<h1>Prepare Watchman Dataset</h1>
This notebook uses the Watchman dataset. See readme.txt fine-tuning section for details.</br>
It loads the dataset data into pandas dataframe and stores it in .pkl file for use later in the fine_tune.ipynb notebook.</br>


In [1]:
import os
import sys
import base64
from pathlib import Path
import pandas as pd
from datetime import datetime

In [2]:
# set up vars for finding train data
dataset = "../.data/dataset" # dataset folder location
chans = ["porch"] # list of channels to load the data for
objs = ["person"] # list of objects to load the data for
model_name = "ollama-complex" # model interface name to use for inference experimentation
c_desc = {
    "porch": "Porch",
}
o_desc = {
    "person": "a person",
}

In [3]:
# Make pandas dataframe w/ the data for training, images (in base64)
# Columns:
# img: image datat in base64
# c_desc: image channel description
# o_desc: object description
# res: expected result for the prompt to detect the object on the image

# Create an empty DataFrame
df = pd.DataFrame(columns=["img", "c_desc", "o_desc", "res"])
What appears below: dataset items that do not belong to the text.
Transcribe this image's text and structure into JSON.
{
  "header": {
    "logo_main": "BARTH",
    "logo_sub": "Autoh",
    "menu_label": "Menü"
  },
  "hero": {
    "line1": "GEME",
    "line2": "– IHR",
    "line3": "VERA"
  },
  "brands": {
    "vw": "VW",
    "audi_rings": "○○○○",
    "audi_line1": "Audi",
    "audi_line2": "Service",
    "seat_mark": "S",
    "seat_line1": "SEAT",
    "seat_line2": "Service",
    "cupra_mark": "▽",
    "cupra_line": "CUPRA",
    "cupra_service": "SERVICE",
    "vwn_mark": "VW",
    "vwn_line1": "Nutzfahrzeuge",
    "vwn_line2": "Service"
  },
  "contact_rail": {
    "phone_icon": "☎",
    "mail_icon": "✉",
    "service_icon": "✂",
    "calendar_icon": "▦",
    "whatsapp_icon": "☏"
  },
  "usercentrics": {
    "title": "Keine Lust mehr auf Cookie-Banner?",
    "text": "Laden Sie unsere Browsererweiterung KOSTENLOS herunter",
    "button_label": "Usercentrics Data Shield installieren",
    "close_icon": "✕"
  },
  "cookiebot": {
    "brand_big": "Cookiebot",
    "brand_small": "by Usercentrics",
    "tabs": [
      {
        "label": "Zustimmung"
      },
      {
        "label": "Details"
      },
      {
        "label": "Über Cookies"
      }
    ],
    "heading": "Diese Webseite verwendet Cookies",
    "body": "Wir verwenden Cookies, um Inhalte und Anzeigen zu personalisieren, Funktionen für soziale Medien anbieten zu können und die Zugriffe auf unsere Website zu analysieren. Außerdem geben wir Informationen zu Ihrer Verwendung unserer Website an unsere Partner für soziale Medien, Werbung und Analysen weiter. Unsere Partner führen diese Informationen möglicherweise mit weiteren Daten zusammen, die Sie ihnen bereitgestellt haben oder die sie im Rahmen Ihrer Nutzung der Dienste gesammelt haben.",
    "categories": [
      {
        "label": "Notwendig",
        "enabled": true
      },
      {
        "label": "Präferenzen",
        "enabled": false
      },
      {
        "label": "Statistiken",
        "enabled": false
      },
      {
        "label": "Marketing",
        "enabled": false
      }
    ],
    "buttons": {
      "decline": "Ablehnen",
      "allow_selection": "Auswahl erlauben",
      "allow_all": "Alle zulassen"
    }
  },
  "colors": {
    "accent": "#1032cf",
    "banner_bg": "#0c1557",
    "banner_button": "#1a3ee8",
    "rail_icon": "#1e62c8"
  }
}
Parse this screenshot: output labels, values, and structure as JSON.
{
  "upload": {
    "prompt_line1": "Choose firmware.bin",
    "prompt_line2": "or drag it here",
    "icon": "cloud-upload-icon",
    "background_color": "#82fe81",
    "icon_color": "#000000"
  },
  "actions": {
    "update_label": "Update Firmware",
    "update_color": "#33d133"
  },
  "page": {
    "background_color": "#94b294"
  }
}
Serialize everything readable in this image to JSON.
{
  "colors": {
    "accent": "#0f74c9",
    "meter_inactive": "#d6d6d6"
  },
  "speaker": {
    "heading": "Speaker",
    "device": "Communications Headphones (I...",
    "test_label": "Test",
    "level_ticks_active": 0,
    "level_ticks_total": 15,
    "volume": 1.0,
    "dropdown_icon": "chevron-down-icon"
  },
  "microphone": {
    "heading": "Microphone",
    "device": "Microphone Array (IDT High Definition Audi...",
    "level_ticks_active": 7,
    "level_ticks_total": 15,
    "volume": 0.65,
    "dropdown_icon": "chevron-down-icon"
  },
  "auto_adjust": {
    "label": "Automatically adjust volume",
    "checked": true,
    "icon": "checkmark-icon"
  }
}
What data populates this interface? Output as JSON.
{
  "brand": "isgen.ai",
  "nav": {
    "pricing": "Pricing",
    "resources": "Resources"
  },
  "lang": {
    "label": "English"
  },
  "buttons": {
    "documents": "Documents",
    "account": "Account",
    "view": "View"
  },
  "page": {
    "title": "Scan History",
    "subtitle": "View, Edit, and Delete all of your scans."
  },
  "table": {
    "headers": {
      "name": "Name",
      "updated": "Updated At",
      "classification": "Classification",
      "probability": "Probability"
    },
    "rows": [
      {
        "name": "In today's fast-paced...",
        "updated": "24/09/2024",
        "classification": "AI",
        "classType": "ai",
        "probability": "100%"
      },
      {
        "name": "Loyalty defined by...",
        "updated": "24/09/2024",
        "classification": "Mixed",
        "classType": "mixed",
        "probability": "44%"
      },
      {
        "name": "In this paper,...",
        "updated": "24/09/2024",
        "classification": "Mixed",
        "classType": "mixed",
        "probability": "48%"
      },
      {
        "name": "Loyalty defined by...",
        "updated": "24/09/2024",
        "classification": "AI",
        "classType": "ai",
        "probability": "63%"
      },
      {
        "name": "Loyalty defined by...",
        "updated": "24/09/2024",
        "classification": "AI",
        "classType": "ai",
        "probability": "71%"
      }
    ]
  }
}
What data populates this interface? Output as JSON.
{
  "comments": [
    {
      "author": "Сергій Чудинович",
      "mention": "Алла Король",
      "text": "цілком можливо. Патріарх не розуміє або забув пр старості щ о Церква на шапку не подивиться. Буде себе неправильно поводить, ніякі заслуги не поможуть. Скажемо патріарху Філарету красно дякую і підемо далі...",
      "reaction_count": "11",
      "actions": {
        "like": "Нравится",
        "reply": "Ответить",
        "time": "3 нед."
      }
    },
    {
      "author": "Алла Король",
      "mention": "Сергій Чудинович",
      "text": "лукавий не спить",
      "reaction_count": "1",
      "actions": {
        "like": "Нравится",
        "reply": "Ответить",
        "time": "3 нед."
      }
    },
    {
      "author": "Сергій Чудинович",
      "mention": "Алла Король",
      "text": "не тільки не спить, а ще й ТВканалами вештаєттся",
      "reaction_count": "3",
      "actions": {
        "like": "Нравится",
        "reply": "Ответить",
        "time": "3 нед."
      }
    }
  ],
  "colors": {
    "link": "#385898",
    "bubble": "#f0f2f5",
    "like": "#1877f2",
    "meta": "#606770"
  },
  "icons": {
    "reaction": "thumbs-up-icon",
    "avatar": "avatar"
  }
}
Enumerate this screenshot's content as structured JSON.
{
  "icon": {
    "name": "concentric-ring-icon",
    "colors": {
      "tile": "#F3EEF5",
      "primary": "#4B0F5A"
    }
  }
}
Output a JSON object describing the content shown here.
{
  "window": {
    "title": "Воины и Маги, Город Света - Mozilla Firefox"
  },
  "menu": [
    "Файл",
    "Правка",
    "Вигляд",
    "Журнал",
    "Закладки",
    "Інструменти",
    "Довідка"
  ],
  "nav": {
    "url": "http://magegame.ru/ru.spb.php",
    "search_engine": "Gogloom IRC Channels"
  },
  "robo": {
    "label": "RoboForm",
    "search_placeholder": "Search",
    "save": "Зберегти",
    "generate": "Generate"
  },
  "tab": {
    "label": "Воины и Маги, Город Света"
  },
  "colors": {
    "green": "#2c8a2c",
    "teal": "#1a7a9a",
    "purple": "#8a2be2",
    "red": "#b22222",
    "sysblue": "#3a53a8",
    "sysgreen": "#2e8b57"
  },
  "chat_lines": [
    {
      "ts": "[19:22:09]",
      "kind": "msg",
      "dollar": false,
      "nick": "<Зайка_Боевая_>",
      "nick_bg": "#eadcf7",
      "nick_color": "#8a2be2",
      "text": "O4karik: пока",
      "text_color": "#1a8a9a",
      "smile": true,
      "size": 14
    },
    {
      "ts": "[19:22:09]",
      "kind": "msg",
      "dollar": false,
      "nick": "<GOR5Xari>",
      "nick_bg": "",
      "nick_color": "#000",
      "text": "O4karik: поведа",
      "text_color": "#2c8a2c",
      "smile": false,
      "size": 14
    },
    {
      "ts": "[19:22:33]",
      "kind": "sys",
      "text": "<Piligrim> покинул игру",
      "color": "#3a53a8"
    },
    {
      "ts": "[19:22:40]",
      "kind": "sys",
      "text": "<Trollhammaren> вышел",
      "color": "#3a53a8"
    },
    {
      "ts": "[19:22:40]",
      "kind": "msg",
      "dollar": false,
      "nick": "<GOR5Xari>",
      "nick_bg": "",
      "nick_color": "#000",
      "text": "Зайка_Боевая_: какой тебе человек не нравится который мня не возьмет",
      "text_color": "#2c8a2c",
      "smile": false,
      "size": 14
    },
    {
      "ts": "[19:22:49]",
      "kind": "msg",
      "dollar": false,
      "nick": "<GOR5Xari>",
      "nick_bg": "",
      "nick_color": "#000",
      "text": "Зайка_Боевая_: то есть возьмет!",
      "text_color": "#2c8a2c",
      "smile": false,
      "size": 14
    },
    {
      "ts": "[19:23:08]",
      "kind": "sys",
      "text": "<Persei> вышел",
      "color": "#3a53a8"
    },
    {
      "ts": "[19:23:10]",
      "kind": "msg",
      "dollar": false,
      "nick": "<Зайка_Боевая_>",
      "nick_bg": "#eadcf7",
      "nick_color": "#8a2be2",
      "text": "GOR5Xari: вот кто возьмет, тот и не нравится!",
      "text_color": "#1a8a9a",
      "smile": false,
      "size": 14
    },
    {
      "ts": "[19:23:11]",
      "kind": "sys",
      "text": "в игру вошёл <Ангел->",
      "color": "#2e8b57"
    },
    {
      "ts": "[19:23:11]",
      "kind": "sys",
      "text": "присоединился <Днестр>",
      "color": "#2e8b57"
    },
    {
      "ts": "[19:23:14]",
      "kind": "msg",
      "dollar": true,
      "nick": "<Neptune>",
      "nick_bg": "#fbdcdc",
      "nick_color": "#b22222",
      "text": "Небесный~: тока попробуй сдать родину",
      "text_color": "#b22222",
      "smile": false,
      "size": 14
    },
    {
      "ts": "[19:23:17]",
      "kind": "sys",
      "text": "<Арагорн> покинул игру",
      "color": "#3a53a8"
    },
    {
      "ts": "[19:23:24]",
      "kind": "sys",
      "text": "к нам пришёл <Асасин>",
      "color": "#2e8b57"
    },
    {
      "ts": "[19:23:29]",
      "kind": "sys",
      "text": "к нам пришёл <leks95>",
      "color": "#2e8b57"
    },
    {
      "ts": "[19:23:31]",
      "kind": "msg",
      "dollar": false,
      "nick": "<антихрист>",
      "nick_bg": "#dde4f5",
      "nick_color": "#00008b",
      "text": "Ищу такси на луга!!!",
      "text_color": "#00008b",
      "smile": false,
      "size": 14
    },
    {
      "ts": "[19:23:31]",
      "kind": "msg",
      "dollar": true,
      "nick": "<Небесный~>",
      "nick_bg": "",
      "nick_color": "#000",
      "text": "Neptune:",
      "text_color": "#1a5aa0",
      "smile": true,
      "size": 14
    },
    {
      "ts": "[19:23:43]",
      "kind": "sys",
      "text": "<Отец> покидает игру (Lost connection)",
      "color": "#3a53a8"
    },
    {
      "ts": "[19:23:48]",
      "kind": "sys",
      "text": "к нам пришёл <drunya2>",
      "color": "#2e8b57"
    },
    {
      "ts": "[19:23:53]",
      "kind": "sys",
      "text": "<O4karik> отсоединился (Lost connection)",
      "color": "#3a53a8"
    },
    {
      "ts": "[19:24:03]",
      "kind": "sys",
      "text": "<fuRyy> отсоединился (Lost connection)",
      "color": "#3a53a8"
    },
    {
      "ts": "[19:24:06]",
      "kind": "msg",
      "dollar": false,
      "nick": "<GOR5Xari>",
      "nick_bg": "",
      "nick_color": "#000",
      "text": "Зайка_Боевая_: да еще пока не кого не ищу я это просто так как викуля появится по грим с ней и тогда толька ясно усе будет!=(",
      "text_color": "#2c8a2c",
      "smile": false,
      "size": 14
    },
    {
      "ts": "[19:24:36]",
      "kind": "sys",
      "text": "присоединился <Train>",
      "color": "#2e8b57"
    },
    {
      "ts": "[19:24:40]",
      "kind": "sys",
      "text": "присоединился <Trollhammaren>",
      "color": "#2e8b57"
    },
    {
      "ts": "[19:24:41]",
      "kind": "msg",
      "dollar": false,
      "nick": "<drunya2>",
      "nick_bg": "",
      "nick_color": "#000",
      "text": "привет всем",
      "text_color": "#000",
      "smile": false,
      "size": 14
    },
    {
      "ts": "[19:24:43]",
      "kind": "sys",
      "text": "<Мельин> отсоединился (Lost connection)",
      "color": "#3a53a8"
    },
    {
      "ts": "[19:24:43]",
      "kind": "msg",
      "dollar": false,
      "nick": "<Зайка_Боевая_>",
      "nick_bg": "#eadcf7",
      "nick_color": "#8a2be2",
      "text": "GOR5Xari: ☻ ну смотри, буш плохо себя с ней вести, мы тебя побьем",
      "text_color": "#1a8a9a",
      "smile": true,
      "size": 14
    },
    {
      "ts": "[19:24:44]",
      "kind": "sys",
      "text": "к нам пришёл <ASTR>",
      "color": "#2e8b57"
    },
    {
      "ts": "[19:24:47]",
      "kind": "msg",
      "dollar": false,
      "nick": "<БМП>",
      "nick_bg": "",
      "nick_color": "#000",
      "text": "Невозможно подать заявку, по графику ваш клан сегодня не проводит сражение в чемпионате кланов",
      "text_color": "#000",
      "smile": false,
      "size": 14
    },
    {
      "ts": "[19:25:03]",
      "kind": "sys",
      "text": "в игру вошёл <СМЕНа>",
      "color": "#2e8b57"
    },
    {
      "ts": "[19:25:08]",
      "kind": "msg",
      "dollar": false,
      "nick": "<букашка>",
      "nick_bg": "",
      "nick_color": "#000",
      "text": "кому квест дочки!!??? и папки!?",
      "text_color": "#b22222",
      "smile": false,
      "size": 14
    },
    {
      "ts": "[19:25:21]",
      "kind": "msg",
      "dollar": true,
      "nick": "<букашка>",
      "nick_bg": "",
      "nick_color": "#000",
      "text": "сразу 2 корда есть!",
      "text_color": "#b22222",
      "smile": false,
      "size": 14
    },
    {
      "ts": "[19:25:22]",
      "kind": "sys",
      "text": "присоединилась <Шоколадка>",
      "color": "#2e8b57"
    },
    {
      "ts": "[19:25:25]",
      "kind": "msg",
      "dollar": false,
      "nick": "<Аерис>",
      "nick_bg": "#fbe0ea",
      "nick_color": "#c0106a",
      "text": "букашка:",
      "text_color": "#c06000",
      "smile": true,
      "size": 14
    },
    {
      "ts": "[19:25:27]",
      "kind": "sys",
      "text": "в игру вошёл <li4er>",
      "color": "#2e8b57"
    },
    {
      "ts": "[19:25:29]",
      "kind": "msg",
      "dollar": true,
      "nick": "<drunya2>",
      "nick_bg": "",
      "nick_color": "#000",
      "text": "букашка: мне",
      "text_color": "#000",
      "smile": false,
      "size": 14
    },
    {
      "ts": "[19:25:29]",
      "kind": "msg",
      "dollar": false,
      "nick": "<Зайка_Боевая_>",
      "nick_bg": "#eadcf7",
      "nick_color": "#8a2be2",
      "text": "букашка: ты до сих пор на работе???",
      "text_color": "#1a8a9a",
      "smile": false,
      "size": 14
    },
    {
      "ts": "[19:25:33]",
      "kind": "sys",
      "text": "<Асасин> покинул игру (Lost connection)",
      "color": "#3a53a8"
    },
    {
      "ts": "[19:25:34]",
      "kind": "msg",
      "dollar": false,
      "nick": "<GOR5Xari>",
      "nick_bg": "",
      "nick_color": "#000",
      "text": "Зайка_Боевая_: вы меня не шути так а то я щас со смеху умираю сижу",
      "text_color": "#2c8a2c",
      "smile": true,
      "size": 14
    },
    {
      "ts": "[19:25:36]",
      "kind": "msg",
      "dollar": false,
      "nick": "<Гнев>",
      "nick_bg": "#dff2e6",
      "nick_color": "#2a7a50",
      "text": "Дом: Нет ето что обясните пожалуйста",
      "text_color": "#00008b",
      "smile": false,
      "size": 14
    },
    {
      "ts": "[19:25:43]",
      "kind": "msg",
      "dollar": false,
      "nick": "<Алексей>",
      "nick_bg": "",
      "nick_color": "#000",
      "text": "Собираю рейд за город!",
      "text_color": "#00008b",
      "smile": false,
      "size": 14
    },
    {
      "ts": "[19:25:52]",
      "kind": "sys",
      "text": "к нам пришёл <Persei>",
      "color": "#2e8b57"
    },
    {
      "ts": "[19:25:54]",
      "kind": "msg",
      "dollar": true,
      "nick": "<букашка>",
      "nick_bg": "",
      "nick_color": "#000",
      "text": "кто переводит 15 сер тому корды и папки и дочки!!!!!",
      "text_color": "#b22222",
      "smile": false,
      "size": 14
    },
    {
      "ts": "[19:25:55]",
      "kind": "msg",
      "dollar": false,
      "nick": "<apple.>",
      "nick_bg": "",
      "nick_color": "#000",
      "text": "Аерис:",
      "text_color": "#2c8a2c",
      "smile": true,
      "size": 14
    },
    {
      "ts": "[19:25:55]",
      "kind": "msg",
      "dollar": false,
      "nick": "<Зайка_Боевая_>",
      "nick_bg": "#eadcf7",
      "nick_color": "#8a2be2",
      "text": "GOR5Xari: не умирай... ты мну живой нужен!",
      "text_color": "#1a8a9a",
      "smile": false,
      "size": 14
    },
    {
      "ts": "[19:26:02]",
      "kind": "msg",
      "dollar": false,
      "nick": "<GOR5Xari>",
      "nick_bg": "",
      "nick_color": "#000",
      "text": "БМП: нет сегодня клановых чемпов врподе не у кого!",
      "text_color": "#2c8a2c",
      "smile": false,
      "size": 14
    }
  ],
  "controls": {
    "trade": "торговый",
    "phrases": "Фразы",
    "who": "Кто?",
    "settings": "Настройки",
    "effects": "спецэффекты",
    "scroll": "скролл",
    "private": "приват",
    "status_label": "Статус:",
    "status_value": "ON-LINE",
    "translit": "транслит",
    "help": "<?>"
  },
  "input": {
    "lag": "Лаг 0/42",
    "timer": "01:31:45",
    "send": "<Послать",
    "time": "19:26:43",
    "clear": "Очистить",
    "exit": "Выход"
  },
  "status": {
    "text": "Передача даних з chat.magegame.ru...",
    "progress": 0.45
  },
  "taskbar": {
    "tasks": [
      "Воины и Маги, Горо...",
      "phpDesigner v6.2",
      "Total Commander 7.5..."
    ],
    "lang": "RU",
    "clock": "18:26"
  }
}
# Define the add_row function
def add_row(dataframe, s, c, o, res):
    image_pname = f"{s}/image.jpg"
    img_data = base64.b64encode(Path(image_pname).read_bytes()).decode()
    # Append a new row to the dataframe
    dataframe.loc[len(dataframe)] = {
        "img": img_data,
        "c_desc": c_desc[c],
        "o_desc": o_desc[o],
        "res": res,
    }

# Add all the images from the dataset
for c in chans:
    for o in objs:
        dir = f"{dataset}/{c}/{o}"
        subdirs = [f.path for f in os.scandir(dir) if f.is_dir()]
        for s in subdirs:
            if os.path.exists(f"{s}/skip"):
                continue
            if os.path.exists(f"{s}/no"):
                add_row(df, s, c, o, "no")
            else:
                add_row(df, s, c, o, "yes")


In [4]:
# Lowercase the 'c_desc' and 'o_desc' columns
df['c_desc'] = df['c_desc'].str.lower()
df['o_desc'] = df['o_desc'].str.lower()

# Capitalize the first letter in the 'res' column
df['res'] = df['res'].str.capitalize()

In [None]:
df.head(3)

In [None]:
df.describe()

In [None]:
pickle_file = f"../.data/data-{datetime.now():%Y-%m-%d_%H-%M-%S}.pkl"
print(f"Pickle file name: {pickle_file}")
df.to_pickle(pickle_file)